The internet can be a wonderful thing. It has allowed us to speak with others around the globe, share ideas, and even keep in touch with loved ones. Unfortunately, it has also given a voice to the ugliness of the world. Social media has affected the way that we interact with others. We have grown desensitized to other’s feelings while hypersensitive when it comes to our own. Somewhere along the way, we forgot how to speak life into those around us.
Originally I had what I considered to be a really interesting faith-based post. A few recent events put that on hold. Instead, I wanted to take a moment and call you to challenge yourselves. In a time when we can send our feelings into cyber-space before we’ve finished a complete thought, censoring ourselves has become a lost art. Over time those thoughts and feeling spilled out of our screens and into our everyday lives. Our words hold more power than we would like to think. So before speaking, messaging, or posting, I suggest you consider these 3 things.
IS IT GOOD?
Is what you’re choosing to say good? Be honest with yourself. Miss me (and yourself) with the “good is relative” nonsense. This isn’t to say that everything has to be comfortable and full of fluff. Sometimes the things that must be said aren’t always going to fill the room with butterflies. There will be times when uncomfortable truths must be made visible. What I am saying is that we should consider the intent of which we speak.
Consider how the words that leave your lips – or fingertips – will affect those around you. Sometimes we forget that not everyone is the same. Not everyone has the same tough skin or sense of humor as you. “I’m so sick of the PC Police and SJW’s ruining everything.” Unsurprisingly most of the people who complain about being politically correct are usually just upset that someone has called them out for showing their hide. Far too often we are careless with our words. We lie, we spread gossip and say things that don’t always need to be said. We do this all for the sake of entertainment, hate in our heart, and the need to belong. It’s understandable, we want others to hear us. There is this base need to feel like we belong, that we aren’t alone. It gets dangerous when we would drag others into our negativity just to avoid the fact that we may be.
IS IT TRUE?
This is a personal pet peeve of mine. We’ve all lied, most still do. Whether it was an exaggerated story, a white lie, or even a malicious untruth, we’ve all been there. I’ve noticed that the most common offense is lazy lying. Lies that cost others time, productivity, and often times a little bit of their sanity. Lying because it’s easier than having a real conversation, making any effort, or being honest about your feelings.

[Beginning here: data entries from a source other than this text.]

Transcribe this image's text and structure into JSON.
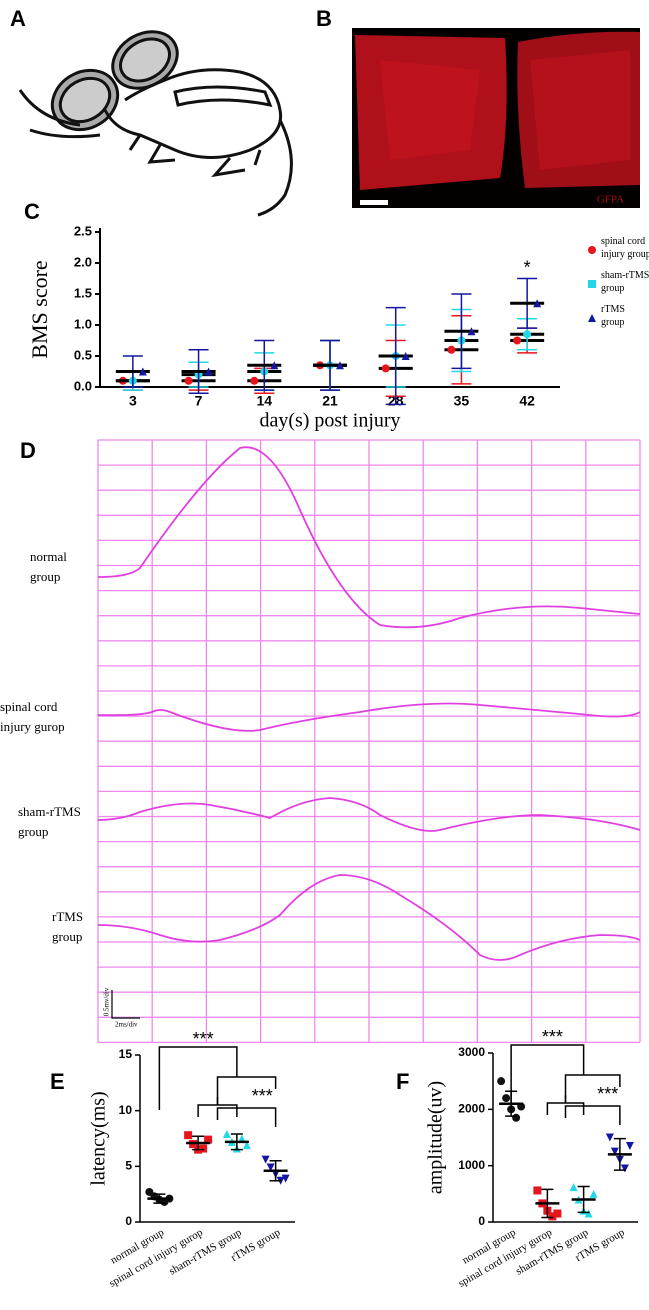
{
  "panels": [
    "A",
    "B",
    "C",
    "D",
    "E",
    "F"
  ],
  "image_label": "GFPA",
  "traces": {
    "labels": [
      [
        "normal",
        "group"
      ],
      [
        "spinal cord",
        "injury gurop"
      ],
      [
        "sham-rTMS",
        "group"
      ],
      [
        "rTMS",
        "group"
      ]
    ],
    "scale_y": "0.5mv/div",
    "scale_x": "2ms/div"
  },
  "chart_data": [
    {
      "type": "scatter",
      "ylabel": "BMS score",
      "xlabel": "day(s) post injury",
      "categories": [
        "3",
        "7",
        "14",
        "21",
        "28",
        "35",
        "42"
      ],
      "ylim": [
        0,
        2.5
      ],
      "yticks": [
        {
          "value": 0,
          "label": "0.0"
        },
        0.5,
        {
          "value": 1,
          "label": "1.0"
        },
        1.5,
        {
          "value": 2,
          "label": "2.0"
        },
        2.5
      ],
      "annotation": "*",
      "series": [
        {
          "name": "spinal cord injury group",
          "color": "#e8141c",
          "values": [
            0.1,
            0.1,
            0.1,
            0.35,
            0.3,
            0.6,
            0.75
          ],
          "errors": [
            0.15,
            0.15,
            0.2,
            0.4,
            0.45,
            0.55,
            0.2
          ]
        },
        {
          "name": "sham-rTMS group",
          "color": "#22d7e6",
          "values": [
            0.1,
            0.2,
            0.25,
            0.35,
            0.5,
            0.75,
            0.85
          ],
          "errors": [
            0.15,
            0.2,
            0.3,
            0.4,
            0.5,
            0.5,
            0.25
          ]
        },
        {
          "name": "rTMS group",
          "color": "#1416a0",
          "values": [
            0.25,
            0.25,
            0.35,
            0.35,
            0.5,
            0.9,
            1.35
          ],
          "errors": [
            0.25,
            0.35,
            0.4,
            0.4,
            0.78,
            0.6,
            0.4
          ]
        }
      ]
    },
    {
      "type": "dot",
      "ylabel": "latency(ms)",
      "categories": [
        "normal group",
        "spinal cord injury gurop",
        "sham-rTMS group",
        "rTMS group"
      ],
      "colors": [
        "#111111",
        "#e8141c",
        "#22d7e6",
        "#1416a0"
      ],
      "values": [
        2.1,
        7.1,
        7.2,
        4.6
      ],
      "errors": [
        0.4,
        0.6,
        0.7,
        0.9
      ],
      "points": [
        [
          2.7,
          2.3,
          2.0,
          1.8,
          2.1
        ],
        [
          7.8,
          7.0,
          6.5,
          6.6,
          7.4
        ],
        [
          7.9,
          7.2,
          6.6,
          7.5,
          6.9
        ],
        [
          5.6,
          4.9,
          4.3,
          3.7,
          3.9
        ]
      ],
      "ylim": [
        0,
        15
      ],
      "yticks": [
        0,
        5,
        10,
        15
      ],
      "annotations": [
        "***",
        "***"
      ]
    },
    {
      "type": "dot",
      "ylabel": "amplitude(uv)",
      "categories": [
        "normal group",
        "spinal cord injury gurop",
        "sham-rTMS group",
        "rTMS group"
      ],
      "colors": [
        "#111111",
        "#e8141c",
        "#22d7e6",
        "#1416a0"
      ],
      "values": [
        2100,
        330,
        400,
        1200
      ],
      "errors": [
        220,
        250,
        230,
        280
      ],
      "points": [
        [
          2500,
          2200,
          2000,
          1850,
          2050
        ],
        [
          560,
          330,
          200,
          100,
          150
        ],
        [
          620,
          400,
          200,
          150,
          500
        ],
        [
          1500,
          1250,
          1100,
          950,
          1350
        ]
      ],
      "ylim": [
        0,
        3000
      ],
      "yticks": [
        0,
        1000,
        2000,
        3000
      ],
      "annotations": [
        "***",
        "***"
      ]
    }
  ]
}
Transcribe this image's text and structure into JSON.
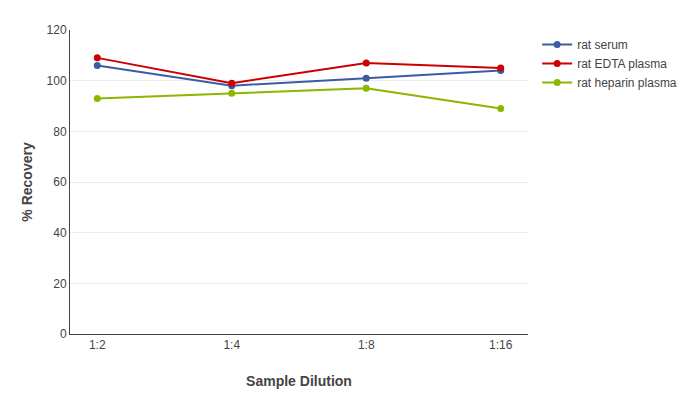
{
  "chart_data": {
    "type": "line",
    "xlabel": "Sample Dilution",
    "ylabel": "% Recovery",
    "categories": [
      "1:2",
      "1:4",
      "1:8",
      "1:16"
    ],
    "series": [
      {
        "name": "rat serum",
        "color": "#3B5BA5",
        "values": [
          106,
          98,
          101,
          104
        ]
      },
      {
        "name": "rat EDTA plasma",
        "color": "#CC0000",
        "values": [
          109,
          99,
          107,
          105
        ]
      },
      {
        "name": "rat heparin plasma",
        "color": "#8DB600",
        "values": [
          93,
          95,
          97,
          89
        ]
      }
    ],
    "ylim": [
      0,
      120
    ],
    "yticks": [
      0,
      20,
      40,
      60,
      80,
      100,
      120
    ],
    "grid": true,
    "legend": "right",
    "marker": "circle"
  }
}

I get it. The truth can be scary, but the consequences of being caught in a lie are probably going to be worse than whatever response your truth may carry. The most dangerous thing we do however is lie maliciously. It’s dangerous because it doesn’t come from a place of fear or self-perseverance. Malicious lies serve one purpose, to hurt others. It was actually my observance of this in abundance that prompted me to write the post. Eventually, we need to ask ourselves “What real purpose does it serve? If it is neither good nor true, why say it?”
IS IT NECESSARY?
I saved this for last. Consider if what you are saying is necessary. The introduction of the internet and social media has given us all a platform in which we can be heard. It has even led to the discovery of talent that would have otherwise gone unnoticed. Sadly, our ability to communicate so openly has led us to believe that we are more important than we really are. In turn, we have a tendency to say things for the sake of saying them. Usually without any sort of filter.
When we do this, the words we speak are rarely true, good, or necessary. By watching your words you make them more effective. No one likes to be overwhelmed in a conversation. Be honest, we all have that one friend who’s hidden from our TL because they post 10-15 posts an hour like clockwork. Do we REALLY have that much to say? Filtering our thoughts before we speak helps ourselves as much as it does those around us. We’re less likely to offend and more likely to be heard.
It’s amazing how things have changed in the last decade. We have Snapchat, Instagram, Facebook, and a host of other social media outlets. So much power at our fingertips. As the saying goes, “With great power, comes great responsibility.” Social media shapes our culture and our culture shapes our communities. That’s why it’s so important that everything we do is done with purpose. I’m no moral authority and I am far from a public figure.
I think it’s an issue of everything in moderation. We are human, we are going to be entertained by things that may not check every box. Sometimes there’s nothing like a good hearted roasting or wilin’ out on twitter. I’m just saying to be mindful with your words. Your words are a reflection of your soul. There’s no real reason you should take what I say to heart but if anything I said resonates with you then I call for you to challenge yourself. Do better, be better.